Although seldom recommended as a rhetorical strategy, gratuitous rhetorical abuse can function as mere decorative filigree or verbal phroo-phroo and, regretfully, it can be quite effective. However, ad hominem is no more proof of the absence of good argument than the appearance of design in the cosmos is proof of an intelligent designer.
It is true that people who have no good argument to make in their own defense will often resort to ad hominem; it is not true that all those who indulge in ad hominem have no good argument.
Furthermore, John Patterson did not, "in effect," call Gonzalez "a member of the Taliban" as Gonzalez balefully asserts. He accused him instead of advancing the agenda of those Patterson refers to as Christian reconstructionists, who seem to advocate turning the United States into a Christian theocracy, one very like the Taliban, "though far from being as violent," as Patterson clearly states. I would add only the qualifier "yet."
Gonzalez himself is an example of someone who attacks the character and style of the opposition, in this case unjustly, rather than come to grips with the primary claims at stake: in this case, the status of "intelligent design" as good science and competent argument.
Intelligent design "scientists" are charlatans, preying on the ignorance and gullibility of a poorly educated public, and I will prove it to you.
If you tell a 5-year-old that God made the world, almost to a child, very nearly every single one will then ask you, "Who made God?"
If you insist that the world shows such signs of irreducible complexity that imagining it to have arisen ex nihilo - from nothing - is too hard to believe, how much harder it must be to believe that a Great Designer able to conceive and execute such complexity could have arisen ex nihilo, existing always and forever without an origin. If every design requires a designer, where did the Original Designer come from?
Proposing the existence of an agent (God or divine creator or intelligent designer) to get the process of generation going is no explanation at all if the existence of each necessary being is logically dependent on the prior existence of an infinite number of such beings. The name for the fallacy here is infinite regress.

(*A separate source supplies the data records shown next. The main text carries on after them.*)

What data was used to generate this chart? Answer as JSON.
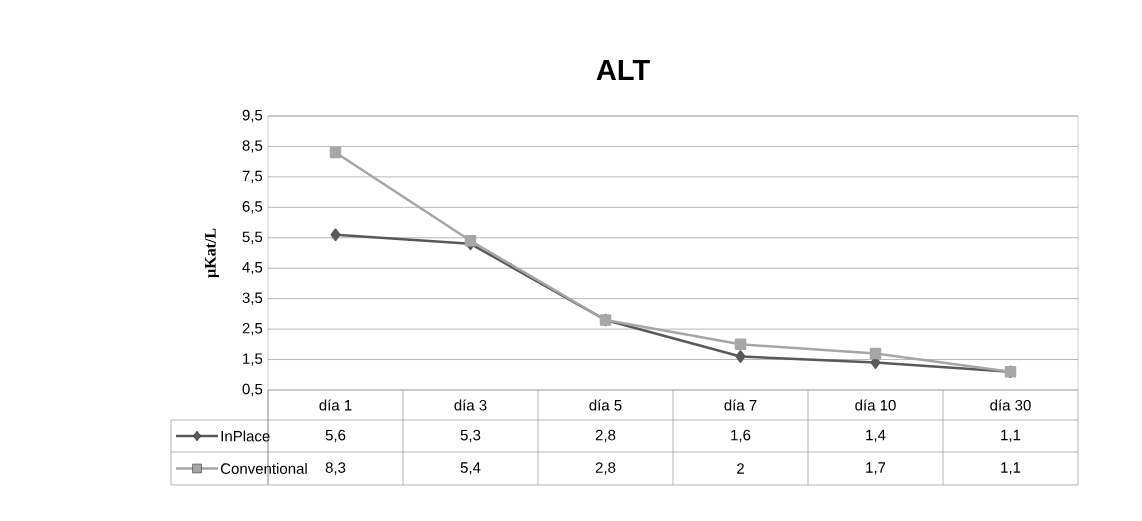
{
  "chart_data": {
    "type": "line",
    "title": "ALT",
    "ylabel": "µKat/L",
    "categories": [
      "día 1",
      "día 3",
      "día 5",
      "día 7",
      "día 10",
      "día 30"
    ],
    "series": [
      {
        "name": "InPlace",
        "color": "#595959",
        "marker": "diamond",
        "values": [
          5.6,
          5.3,
          2.8,
          1.6,
          1.4,
          1.1
        ],
        "value_labels": [
          "5,6",
          "5,3",
          "2,8",
          "1,6",
          "1,4",
          "1,1"
        ]
      },
      {
        "name": "Conventional",
        "color": "#a6a6a6",
        "marker": "square",
        "values": [
          8.3,
          5.4,
          2.8,
          2,
          1.7,
          1.1
        ],
        "value_labels": [
          "8,3",
          "5,4",
          "2,8",
          "2",
          "1,7",
          "1,1"
        ]
      }
    ],
    "ylim": [
      0.5,
      9.5
    ],
    "yticks": [
      {
        "value": 0.5,
        "label": "0,5"
      },
      {
        "value": 1.5,
        "label": "1,5"
      },
      {
        "value": 2.5,
        "label": "2,5"
      },
      {
        "value": 3.5,
        "label": "3,5"
      },
      {
        "value": 4.5,
        "label": "4,5"
      },
      {
        "value": 5.5,
        "label": "5,5"
      },
      {
        "value": 6.5,
        "label": "6,5"
      },
      {
        "value": 7.5,
        "label": "7,5"
      },
      {
        "value": 8.5,
        "label": "8,5"
      },
      {
        "value": 9.5,
        "label": "9,5"
      }
    ],
    "grid": "y",
    "legend": "left",
    "line_style": "solid"
  }
}
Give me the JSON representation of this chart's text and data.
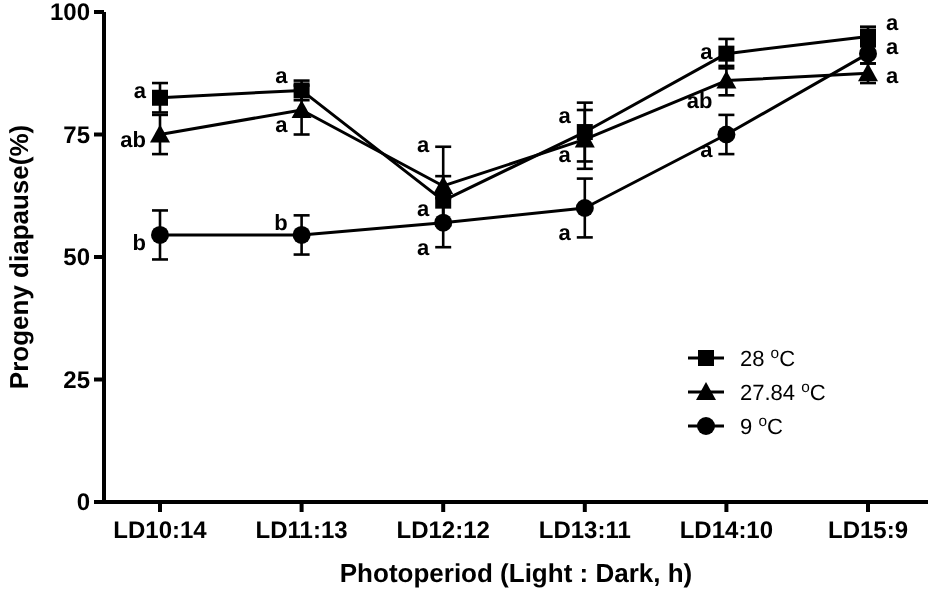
{
  "chart_data": {
    "type": "line",
    "xlabel": "Photoperiod (Light : Dark, h)",
    "ylabel": "Progeny diapause(%)",
    "categories": [
      "LD10:14",
      "LD11:13",
      "LD12:12",
      "LD13:11",
      "LD14:10",
      "LD15:9"
    ],
    "ylim": [
      0,
      100
    ],
    "yticks": [
      0,
      25,
      50,
      75,
      100
    ],
    "grid": false,
    "legend": "bottom right",
    "series": [
      {
        "name": "28 $^{o}$C",
        "color": "#000000",
        "marker": "square",
        "values": [
          82.5,
          84,
          61.5,
          75.5,
          91.5,
          95
        ],
        "errors": [
          3,
          2,
          5,
          6,
          3,
          2
        ]
      },
      {
        "name": "27.84 $^{o}$C",
        "color": "#000000",
        "marker": "triangle",
        "values": [
          75,
          80,
          64.5,
          74,
          86,
          87.5
        ],
        "errors": [
          4,
          5,
          8,
          6,
          3,
          2
        ]
      },
      {
        "name": "9 $^{o}$C",
        "color": "#000000",
        "marker": "circle",
        "values": [
          54.5,
          54.5,
          57,
          60,
          75,
          91.5
        ],
        "errors": [
          5,
          4,
          5,
          6,
          4,
          2
        ]
      }
    ],
    "annotations": [
      {
        "text": "a",
        "x": "LD10:14",
        "y": 84
      },
      {
        "text": "ab",
        "x": "LD10:14",
        "y": 74
      },
      {
        "text": "b",
        "x": "LD10:14",
        "y": 53
      },
      {
        "text": "a",
        "x": "LD11:13",
        "y": 87
      },
      {
        "text": "a",
        "x": "LD11:13",
        "y": 77
      },
      {
        "text": "b",
        "x": "LD11:13",
        "y": 57
      },
      {
        "text": "a",
        "x": "LD12:12",
        "y": 73
      },
      {
        "text": "a",
        "x": "LD12:12",
        "y": 60
      },
      {
        "text": "a",
        "x": "LD12:12",
        "y": 52
      },
      {
        "text": "a",
        "x": "LD13:11",
        "y": 79
      },
      {
        "text": "a",
        "x": "LD13:11",
        "y": 71
      },
      {
        "text": "a",
        "x": "LD13:11",
        "y": 55
      },
      {
        "text": "a",
        "x": "LD14:10",
        "y": 92
      },
      {
        "text": "ab",
        "x": "LD14:10",
        "y": 82
      },
      {
        "text": "a",
        "x": "LD14:10",
        "y": 72
      },
      {
        "text": "a",
        "x": "LD15:9",
        "y": 98
      },
      {
        "text": "a",
        "x": "LD15:9",
        "y": 93
      },
      {
        "text": "a",
        "x": "LD15:9",
        "y": 87
      }
    ]
  }
}
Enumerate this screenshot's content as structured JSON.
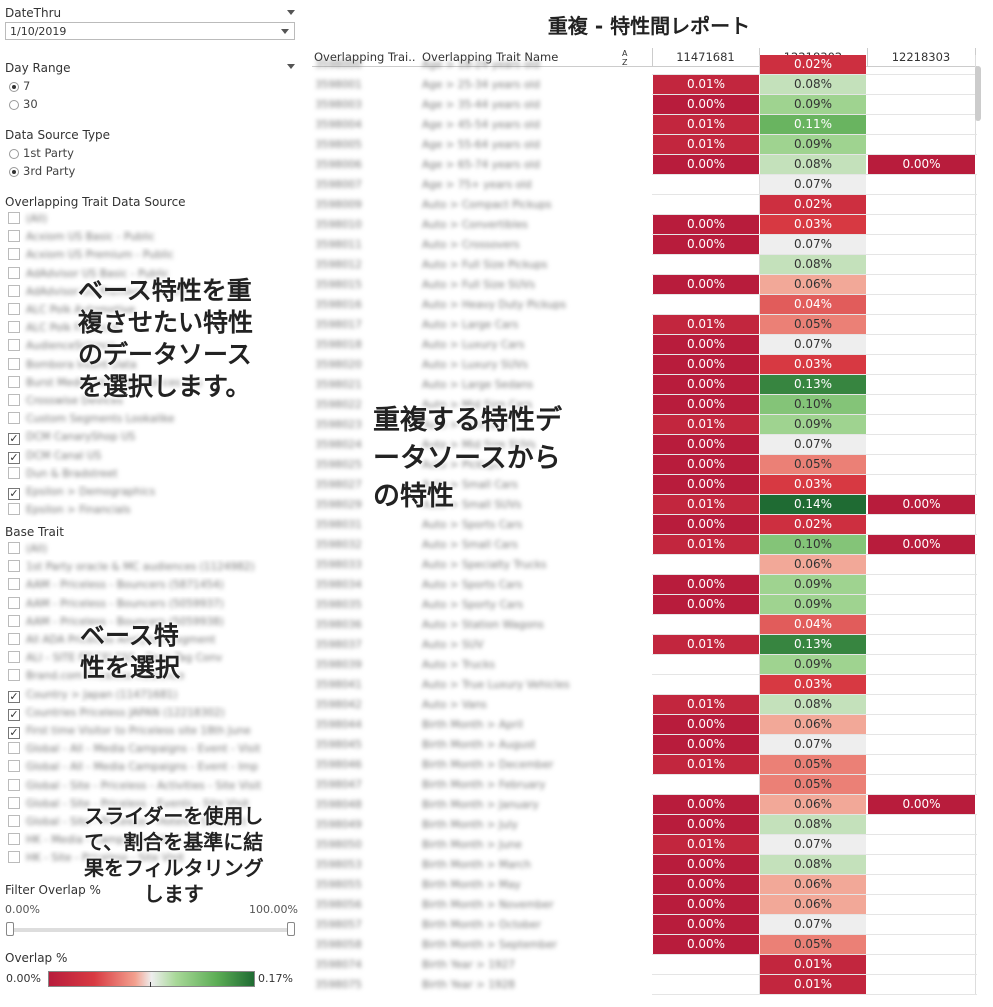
{
  "sidebar": {
    "date_thru": {
      "label": "DateThru",
      "value": "1/10/2019"
    },
    "day_range": {
      "label": "Day Range",
      "options": [
        "7",
        "30"
      ],
      "selected": "7"
    },
    "data_source_type": {
      "label": "Data Source Type",
      "options": [
        "1st Party",
        "3rd Party"
      ],
      "selected": "3rd Party"
    },
    "overlap_source": {
      "label": "Overlapping Trait Data Source",
      "items": [
        {
          "label": "(All)",
          "checked": false
        },
        {
          "label": "Acxiom US Basic - Public",
          "checked": false
        },
        {
          "label": "Acxiom US Premium - Public",
          "checked": false
        },
        {
          "label": "AdAdvisor US Basic - Public",
          "checked": false
        },
        {
          "label": "AdAdvisor US Premium - Public",
          "checked": false
        },
        {
          "label": "ALC Polk Automotive",
          "checked": false
        },
        {
          "label": "ALC Polk Financial",
          "checked": false
        },
        {
          "label": "AudienceScience",
          "checked": false
        },
        {
          "label": "Bombora Intent Data",
          "checked": false
        },
        {
          "label": "Burst Media Intent Audiences You",
          "checked": false
        },
        {
          "label": "Crosswise Devices",
          "checked": false
        },
        {
          "label": "Custom Segments Lookalike",
          "checked": false
        },
        {
          "label": "DCM CanaryShop US",
          "checked": true
        },
        {
          "label": "DCM Canal US",
          "checked": true
        },
        {
          "label": "Dun & Bradstreet",
          "checked": false
        },
        {
          "label": "Epsilon > Demographics",
          "checked": true
        },
        {
          "label": "Epsilon > Financials",
          "checked": false
        }
      ]
    },
    "base_trait": {
      "label": "Base Trait",
      "items": [
        {
          "label": "(All)",
          "checked": false
        },
        {
          "label": "1st Party oracle & MC audiences (1124982)",
          "checked": false
        },
        {
          "label": "AAM - Priceless - Bouncers (5871454)",
          "checked": false
        },
        {
          "label": "AAM - Priceless - Bouncers (5059937)",
          "checked": false
        },
        {
          "label": "AAM - Priceless - Bouncers (5059938)",
          "checked": false
        },
        {
          "label": "All ADA Priceless Analytics Segment",
          "checked": false
        },
        {
          "label": "ALI - SITE PRICELESS - Page Tag Conv",
          "checked": false
        },
        {
          "label": "Brand.com Priceless Audience",
          "checked": false
        },
        {
          "label": "Country > Japan (11471681)",
          "checked": true
        },
        {
          "label": "Countries Priceless JAPAN (12218302)",
          "checked": true
        },
        {
          "label": "First time Visitor to Priceless site 18th June",
          "checked": true
        },
        {
          "label": "Global - All - Media Campaigns - Event - Visit",
          "checked": false
        },
        {
          "label": "Global - All - Media Campaigns - Event - Imp",
          "checked": false
        },
        {
          "label": "Global - Site - Priceless - Activities - Site Visit",
          "checked": false
        },
        {
          "label": "Global - Site - Priceless - Events - Site Visit",
          "checked": false
        },
        {
          "label": "Global - Site - Priceless - Hotels - Site Visit",
          "checked": false
        },
        {
          "label": "HK - Media - Campaign - Visit",
          "checked": false
        },
        {
          "label": "HK - Site - Priceless - Site Visit",
          "checked": false
        }
      ]
    },
    "filter_overlap": {
      "label": "Filter Overlap %",
      "min_label": "0.00%",
      "max_label": "100.00%",
      "range": [
        0,
        1
      ]
    },
    "overlap_legend": {
      "label": "Overlap %",
      "min_label": "0.00%",
      "max_label": "0.17%"
    },
    "annotations": [
      "ベース特性を重\n複させたい特性\nのデータソース\nを選択します。",
      "ベース特\n性を選択",
      "スライダーを使用し\nて、割合を基準に結\n果をフィルタリング\nします"
    ]
  },
  "report": {
    "title": "重複 - 特性間レポート",
    "headers": {
      "id": "Overlapping Trai..",
      "name": "Overlapping Trait Name",
      "sort_icon": "sort-az-icon",
      "cols": [
        "11471681",
        "12218302",
        "12218303"
      ]
    },
    "center_annotation": "重複する特性デ\nータソースから\nの特性",
    "legend_colors": {
      "low": "#b81c3c",
      "mid": "#eeeeee",
      "high": "#1f6b33"
    },
    "rows": [
      {
        "id": "3598000",
        "name": "Age > 18-24 years old",
        "v": [
          null,
          0.02,
          null
        ]
      },
      {
        "id": "3598001",
        "name": "Age > 25-34 years old",
        "v": [
          0.01,
          0.08,
          null
        ]
      },
      {
        "id": "3598003",
        "name": "Age > 35-44 years old",
        "v": [
          0.0,
          0.09,
          null
        ]
      },
      {
        "id": "3598004",
        "name": "Age > 45-54 years old",
        "v": [
          0.01,
          0.11,
          null
        ]
      },
      {
        "id": "3598005",
        "name": "Age > 55-64 years old",
        "v": [
          0.01,
          0.09,
          null
        ]
      },
      {
        "id": "3598006",
        "name": "Age > 65-74 years old",
        "v": [
          0.0,
          0.08,
          0.0
        ]
      },
      {
        "id": "3598007",
        "name": "Age > 75+ years old",
        "v": [
          null,
          0.07,
          null
        ]
      },
      {
        "id": "3598009",
        "name": "Auto > Compact Pickups",
        "v": [
          null,
          0.02,
          null
        ]
      },
      {
        "id": "3598010",
        "name": "Auto > Convertibles",
        "v": [
          0.0,
          0.03,
          null
        ]
      },
      {
        "id": "3598011",
        "name": "Auto > Crossovers",
        "v": [
          0.0,
          0.07,
          null
        ]
      },
      {
        "id": "3598012",
        "name": "Auto > Full Size Pickups",
        "v": [
          null,
          0.08,
          null
        ]
      },
      {
        "id": "3598015",
        "name": "Auto > Full Size SUVs",
        "v": [
          0.0,
          0.06,
          null
        ]
      },
      {
        "id": "3598016",
        "name": "Auto > Heavy Duty Pickups",
        "v": [
          null,
          0.04,
          null
        ]
      },
      {
        "id": "3598017",
        "name": "Auto > Large Cars",
        "v": [
          0.01,
          0.05,
          null
        ]
      },
      {
        "id": "3598018",
        "name": "Auto > Luxury Cars",
        "v": [
          0.0,
          0.07,
          null
        ]
      },
      {
        "id": "3598020",
        "name": "Auto > Luxury SUVs",
        "v": [
          0.0,
          0.03,
          null
        ]
      },
      {
        "id": "3598021",
        "name": "Auto > Large Sedans",
        "v": [
          0.0,
          0.13,
          null
        ]
      },
      {
        "id": "3598022",
        "name": "Auto > Mid Size Cars",
        "v": [
          0.0,
          0.1,
          null
        ]
      },
      {
        "id": "3598023",
        "name": "Auto > Minivans",
        "v": [
          0.01,
          0.09,
          null
        ]
      },
      {
        "id": "3598024",
        "name": "Auto > Mid Size SUVs",
        "v": [
          0.0,
          0.07,
          null
        ]
      },
      {
        "id": "3598025",
        "name": "Auto > Pickups",
        "v": [
          0.0,
          0.05,
          null
        ]
      },
      {
        "id": "3598027",
        "name": "Auto > Small Cars",
        "v": [
          0.0,
          0.03,
          null
        ]
      },
      {
        "id": "3598029",
        "name": "Auto > Small SUVs",
        "v": [
          0.01,
          0.14,
          0.0
        ]
      },
      {
        "id": "3598031",
        "name": "Auto > Sports Cars",
        "v": [
          0.0,
          0.02,
          null
        ]
      },
      {
        "id": "3598032",
        "name": "Auto > Small Cars",
        "v": [
          0.01,
          0.1,
          0.0
        ]
      },
      {
        "id": "3598033",
        "name": "Auto > Specialty Trucks",
        "v": [
          null,
          0.06,
          null
        ]
      },
      {
        "id": "3598034",
        "name": "Auto > Sports Cars",
        "v": [
          0.0,
          0.09,
          null
        ]
      },
      {
        "id": "3598035",
        "name": "Auto > Sporty Cars",
        "v": [
          0.0,
          0.09,
          null
        ]
      },
      {
        "id": "3598036",
        "name": "Auto > Station Wagons",
        "v": [
          null,
          0.04,
          null
        ]
      },
      {
        "id": "3598037",
        "name": "Auto > SUV",
        "v": [
          0.01,
          0.13,
          null
        ]
      },
      {
        "id": "3598039",
        "name": "Auto > Trucks",
        "v": [
          null,
          0.09,
          null
        ]
      },
      {
        "id": "3598041",
        "name": "Auto > True Luxury Vehicles",
        "v": [
          null,
          0.03,
          null
        ]
      },
      {
        "id": "3598042",
        "name": "Auto > Vans",
        "v": [
          0.01,
          0.08,
          null
        ]
      },
      {
        "id": "3598044",
        "name": "Birth Month > April",
        "v": [
          0.0,
          0.06,
          null
        ]
      },
      {
        "id": "3598045",
        "name": "Birth Month > August",
        "v": [
          0.0,
          0.07,
          null
        ]
      },
      {
        "id": "3598046",
        "name": "Birth Month > December",
        "v": [
          0.01,
          0.05,
          null
        ]
      },
      {
        "id": "3598047",
        "name": "Birth Month > February",
        "v": [
          null,
          0.05,
          null
        ]
      },
      {
        "id": "3598048",
        "name": "Birth Month > January",
        "v": [
          0.0,
          0.06,
          0.0
        ]
      },
      {
        "id": "3598049",
        "name": "Birth Month > July",
        "v": [
          0.0,
          0.08,
          null
        ]
      },
      {
        "id": "3598050",
        "name": "Birth Month > June",
        "v": [
          0.01,
          0.07,
          null
        ]
      },
      {
        "id": "3598053",
        "name": "Birth Month > March",
        "v": [
          0.0,
          0.08,
          null
        ]
      },
      {
        "id": "3598055",
        "name": "Birth Month > May",
        "v": [
          0.0,
          0.06,
          null
        ]
      },
      {
        "id": "3598056",
        "name": "Birth Month > November",
        "v": [
          0.0,
          0.06,
          null
        ]
      },
      {
        "id": "3598057",
        "name": "Birth Month > October",
        "v": [
          0.0,
          0.07,
          null
        ]
      },
      {
        "id": "3598058",
        "name": "Birth Month > September",
        "v": [
          0.0,
          0.05,
          null
        ]
      },
      {
        "id": "3598074",
        "name": "Birth Year > 1927",
        "v": [
          null,
          0.01,
          null
        ]
      },
      {
        "id": "3598075",
        "name": "Birth Year > 1928",
        "v": [
          null,
          0.01,
          null
        ]
      }
    ]
  }
}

From a logical perspective, very little more need be said about "intelligent design" as a scientific explanation for the origins of life on this planet. As an argument, it is a non-starter.
Gonzalez alludes to "the river of data about extrasolar planets, galaxies and the larger universe flowing in from NASA," but he does not offer a single argument. Astrologers also invoke the power of the stars, with equal futility.
The very least he could do is explain how his wonderfully "scientific" theory gets past a problem older than Aristotle, who posited an "unmoved mover." However deeply the problem may be buried in quasars and extrasolar planets, the insolvability of the infinite regress problem will forever, I think, keep so-called intelligent design from being a science.
If Professor Gonzalez can provide a solution to this insoluble obstacle to his argument, one that has not been tried and rejected by St. Thomas Aquinas or Bertrand Russell or every sophomore in every dorm since the beginning of human inquiry, I would very much like to hear it. Until he can, intelligent design remains no more persuasive than astrology.
Archbishop Richard Whately called this "the challenge of refutation." Intelligent Design advocates need to meet the challenge or retire from the stage.
Oh, and let me pre-empt another ad hominem attack offered in place of argument: like Rhett Butler, I do humbly apologize for my many flaws. Now either answer the question or concede that you cannot.